What is overbooking?
The aim of airlines is to make money. But the requirements concerning the transportation of passengers on planes are very restrictive. It is obvious that the more people are on a plane, the more proceeds go to the airline. However, very often people change their minds, do not appear at the boarding, or simply run late and miss it. As a result, some of the seats on a plane are free and unused. In order to avoid that, airlines sell more tickets than de facto there are seats on the plane, expecting that, in the end, someone will surely change their mind and not fly. De jure, this tactic is not chargeable. This is what overbooking means.
Overbooking vs. bumping
But the phenomenon of overbooking is not among those most problematic. Let us emphasise that in most cases, on any given flight, somebody will not appear at the boarding. Then there are no complications - there are enough seats, and the airline makes more money. However, if all passengers come to the airport, one of them has to be informed about the necessity of putting their flight off and about not being allowed to board the plane. This is what bumping is.

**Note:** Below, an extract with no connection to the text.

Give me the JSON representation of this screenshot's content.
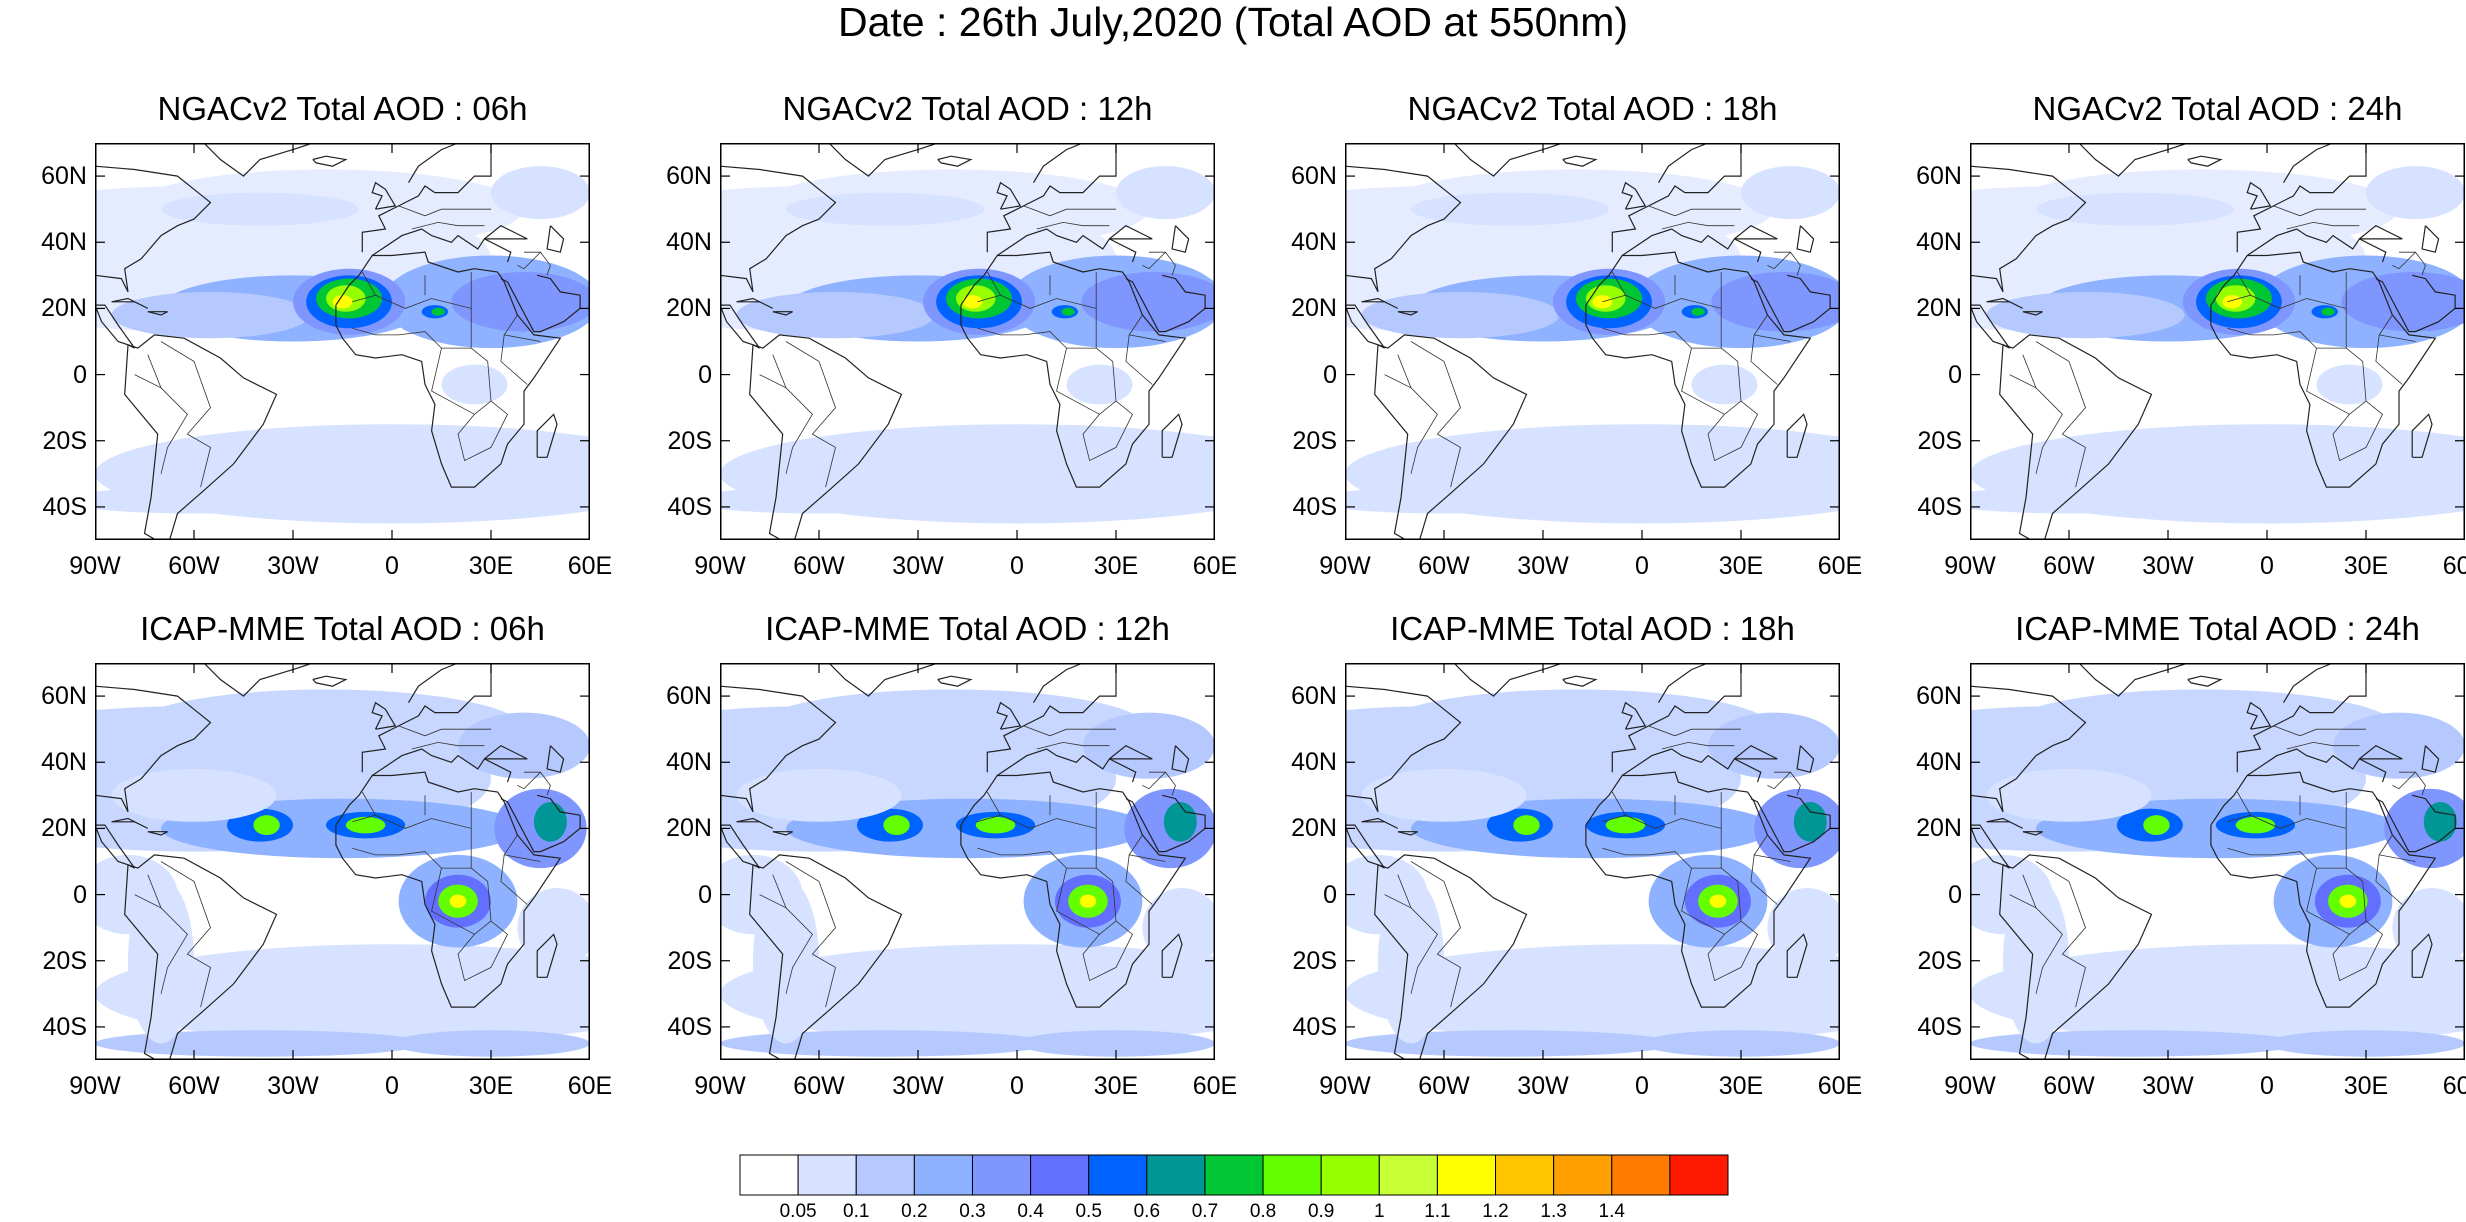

Curiously enough, there are no legal regulations which would protect consumers from this kind of behaviour. From the point of view of the law, overbooking is legal. That is why there is no doubt that airlines will be making use of this sort of practices - because they are profitable for them. Thanks to these practices - among other things - airlines can offer their passengers lower ticket prices. Even though, as the Polish Ombudsman emphasises, overbooking is solely the carrier's fault, it is the passenger who decides to take the risk. The problem is, the airline does not even have to inform the passenger about this.

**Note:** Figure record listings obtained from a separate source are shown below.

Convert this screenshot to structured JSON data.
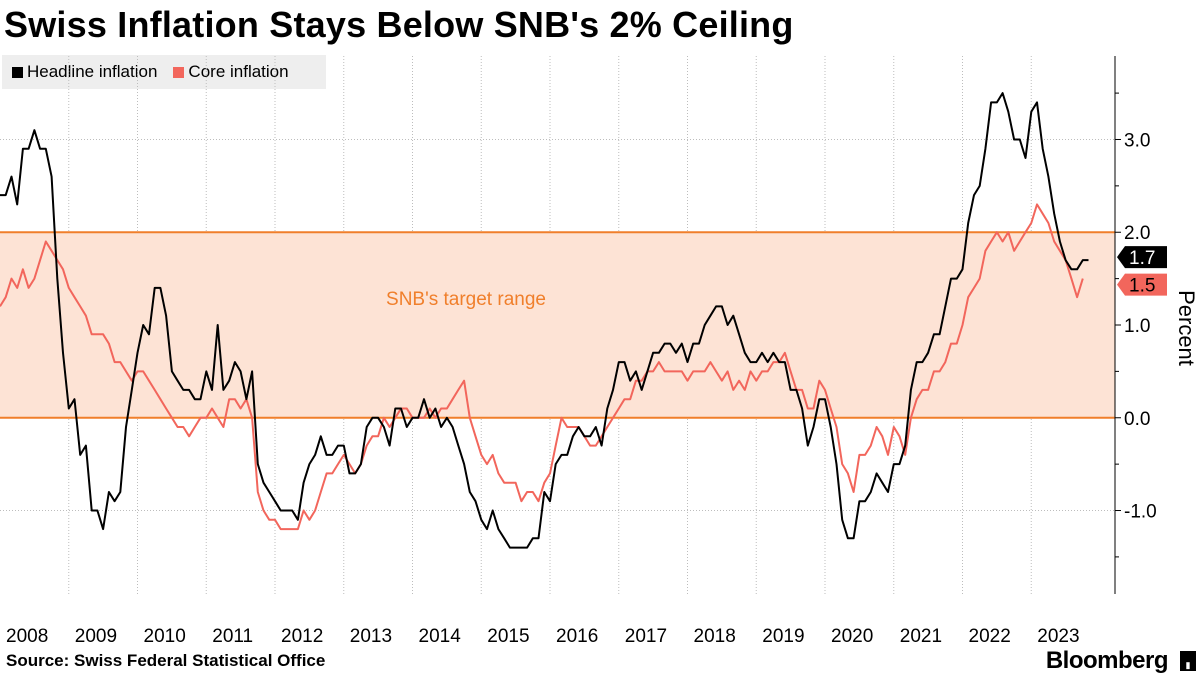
{
  "title": "Swiss Inflation Stays Below SNB's 2% Ceiling",
  "legend": [
    {
      "label": "Headline inflation",
      "color": "#000000"
    },
    {
      "label": "Core inflation",
      "color": "#f2665c"
    }
  ],
  "source": "Source: Swiss Federal Statistical Office",
  "brand": "Bloomberg",
  "chart_data": {
    "type": "line",
    "ylabel": "Percent",
    "ylim": [
      -1.9,
      3.9
    ],
    "xlim": [
      "2008-01",
      "2023-09"
    ],
    "y_ticks": [
      "3.0",
      "2.0",
      "1.0",
      "0.0",
      "-1.0"
    ],
    "x_ticks": [
      "2008",
      "2009",
      "2010",
      "2011",
      "2012",
      "2013",
      "2014",
      "2015",
      "2016",
      "2017",
      "2018",
      "2019",
      "2020",
      "2021",
      "2022",
      "2023"
    ],
    "band": {
      "from": 0,
      "to": 2,
      "label": "SNB's target range",
      "fill": "#fde3d5",
      "line": "#f07f2b"
    },
    "last_value_labels": [
      "1.7",
      "1.5"
    ],
    "series": [
      {
        "name": "Headline inflation",
        "color": "#000000",
        "start": "2008-01",
        "values": [
          2.4,
          2.4,
          2.6,
          2.3,
          2.9,
          2.9,
          3.1,
          2.9,
          2.9,
          2.6,
          1.5,
          0.7,
          0.1,
          0.2,
          -0.4,
          -0.3,
          -1.0,
          -1.0,
          -1.2,
          -0.8,
          -0.9,
          -0.8,
          -0.1,
          0.3,
          0.7,
          1.0,
          0.9,
          1.4,
          1.4,
          1.1,
          0.5,
          0.4,
          0.3,
          0.3,
          0.2,
          0.2,
          0.5,
          0.3,
          1.0,
          0.3,
          0.4,
          0.6,
          0.5,
          0.2,
          0.5,
          -0.5,
          -0.7,
          -0.8,
          -0.9,
          -1.0,
          -1.0,
          -1.0,
          -1.1,
          -0.7,
          -0.5,
          -0.4,
          -0.2,
          -0.4,
          -0.4,
          -0.3,
          -0.3,
          -0.6,
          -0.6,
          -0.5,
          -0.1,
          0.0,
          0.0,
          -0.1,
          -0.3,
          0.1,
          0.1,
          -0.1,
          0.0,
          0.0,
          0.2,
          0.0,
          0.1,
          -0.1,
          0.0,
          -0.1,
          -0.3,
          -0.5,
          -0.8,
          -0.9,
          -1.1,
          -1.2,
          -1.0,
          -1.2,
          -1.3,
          -1.4,
          -1.4,
          -1.4,
          -1.4,
          -1.3,
          -1.3,
          -0.8,
          -0.9,
          -0.5,
          -0.4,
          -0.4,
          -0.2,
          -0.1,
          -0.2,
          -0.2,
          -0.1,
          -0.3,
          0.1,
          0.3,
          0.6,
          0.6,
          0.4,
          0.5,
          0.3,
          0.5,
          0.7,
          0.7,
          0.8,
          0.8,
          0.7,
          0.8,
          0.6,
          0.8,
          0.8,
          1.0,
          1.1,
          1.2,
          1.2,
          1.0,
          1.1,
          0.9,
          0.7,
          0.6,
          0.6,
          0.7,
          0.6,
          0.7,
          0.6,
          0.6,
          0.3,
          0.3,
          0.1,
          -0.3,
          -0.1,
          0.2,
          0.2,
          -0.1,
          -0.5,
          -1.1,
          -1.3,
          -1.3,
          -0.9,
          -0.9,
          -0.8,
          -0.6,
          -0.7,
          -0.8,
          -0.5,
          -0.5,
          -0.3,
          0.3,
          0.6,
          0.6,
          0.7,
          0.9,
          0.9,
          1.2,
          1.5,
          1.5,
          1.6,
          2.1,
          2.4,
          2.5,
          2.9,
          3.4,
          3.4,
          3.5,
          3.3,
          3.0,
          3.0,
          2.8,
          3.3,
          3.4,
          2.9,
          2.6,
          2.2,
          1.9,
          1.7,
          1.6,
          1.6,
          1.7,
          1.7
        ]
      },
      {
        "name": "Core inflation",
        "color": "#f2665c",
        "start": "2008-01",
        "values": [
          1.2,
          1.3,
          1.5,
          1.4,
          1.6,
          1.4,
          1.5,
          1.7,
          1.9,
          1.8,
          1.7,
          1.6,
          1.4,
          1.3,
          1.2,
          1.1,
          0.9,
          0.9,
          0.9,
          0.8,
          0.6,
          0.6,
          0.5,
          0.4,
          0.5,
          0.5,
          0.4,
          0.3,
          0.2,
          0.1,
          0.0,
          -0.1,
          -0.1,
          -0.2,
          -0.1,
          0.0,
          0.0,
          0.1,
          0.0,
          -0.1,
          0.2,
          0.2,
          0.1,
          0.2,
          0.0,
          -0.8,
          -1.0,
          -1.1,
          -1.1,
          -1.2,
          -1.2,
          -1.2,
          -1.2,
          -1.0,
          -1.1,
          -1.0,
          -0.8,
          -0.6,
          -0.6,
          -0.5,
          -0.4,
          -0.5,
          -0.6,
          -0.5,
          -0.3,
          -0.2,
          -0.2,
          0.0,
          -0.1,
          0.0,
          0.1,
          0.1,
          0.0,
          0.0,
          0.0,
          0.1,
          0.0,
          0.1,
          0.1,
          0.2,
          0.3,
          0.4,
          0.0,
          -0.2,
          -0.4,
          -0.5,
          -0.4,
          -0.6,
          -0.7,
          -0.7,
          -0.7,
          -0.9,
          -0.8,
          -0.8,
          -0.9,
          -0.7,
          -0.6,
          -0.3,
          0.0,
          -0.1,
          -0.1,
          -0.1,
          -0.2,
          -0.3,
          -0.3,
          -0.2,
          -0.1,
          0.0,
          0.1,
          0.2,
          0.2,
          0.4,
          0.4,
          0.5,
          0.5,
          0.6,
          0.5,
          0.5,
          0.5,
          0.5,
          0.4,
          0.5,
          0.5,
          0.5,
          0.6,
          0.5,
          0.4,
          0.5,
          0.3,
          0.4,
          0.3,
          0.5,
          0.4,
          0.5,
          0.5,
          0.6,
          0.6,
          0.7,
          0.5,
          0.3,
          0.3,
          0.1,
          0.1,
          0.4,
          0.3,
          0.1,
          -0.1,
          -0.5,
          -0.6,
          -0.8,
          -0.4,
          -0.4,
          -0.3,
          -0.1,
          -0.2,
          -0.4,
          -0.1,
          -0.2,
          -0.4,
          0.0,
          0.2,
          0.3,
          0.3,
          0.5,
          0.5,
          0.6,
          0.8,
          0.8,
          1.0,
          1.3,
          1.4,
          1.5,
          1.8,
          1.9,
          2.0,
          1.9,
          2.0,
          1.8,
          1.9,
          2.0,
          2.1,
          2.3,
          2.2,
          2.1,
          1.9,
          1.8,
          1.7,
          1.5,
          1.3,
          1.5
        ]
      }
    ]
  }
}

What can the passenger count on?
It is good to know what legal proceedings a consumer who was "bumped" can take. Importantly, despite the lack of regulations regarding overbooking, compensations for bumping are clearly defined. Here we can see a great willingness to protect consumers. European Union regulations, specifically the Flight Compensation Regulation 261/2004, shows that the recompense for a flight uncompleted because of the carrier as a result of overbooking is compensation and a ticket for the next flight. The phenomenon itself is not specified, which means that the regulations concerning a flight cancellation are binding also in the case of overbooking.
Amount of compensation
The regulation from 2004 informs that on the EU territory, flights under 1500 km entail a 250 euro compensation. That is the minimal amount since the passenger can point out a number of various inconveniences connected to the postponed take-off. Additionally, if the next flight is to take place the following day, the passenger is provided with accommodation in a hotel and with food vouchers. The bigger the distance of the original flight, the higher the amount of the compensation:
- under 1500 km - 250 euro,
- between 1500 km and 3500 km - 400 euro,
- over 3500 km - 600 euro.
A way to travel?
Of course, The Civil Aviation Authority accepts complaints against the workings of an airline when it comes to overbooking, but - as it turns out - they are not frequent. Why? First of all, because of the high compensations offered by airlines. Carriers make so much money on overbooking that taking care of the passengers in the case of bumping is fairly easy. It just pays off.
On the other hand, it also pays off for the passengers. That is because they can receive high compensations and this way simply travel cheaper. Sometimes passengers look for those kinds of routes on purpose. They learn how to get "bumped" in order to get compensation and a guarantee of a flight. Thanks to that, the price of a ticket is quickly recovered.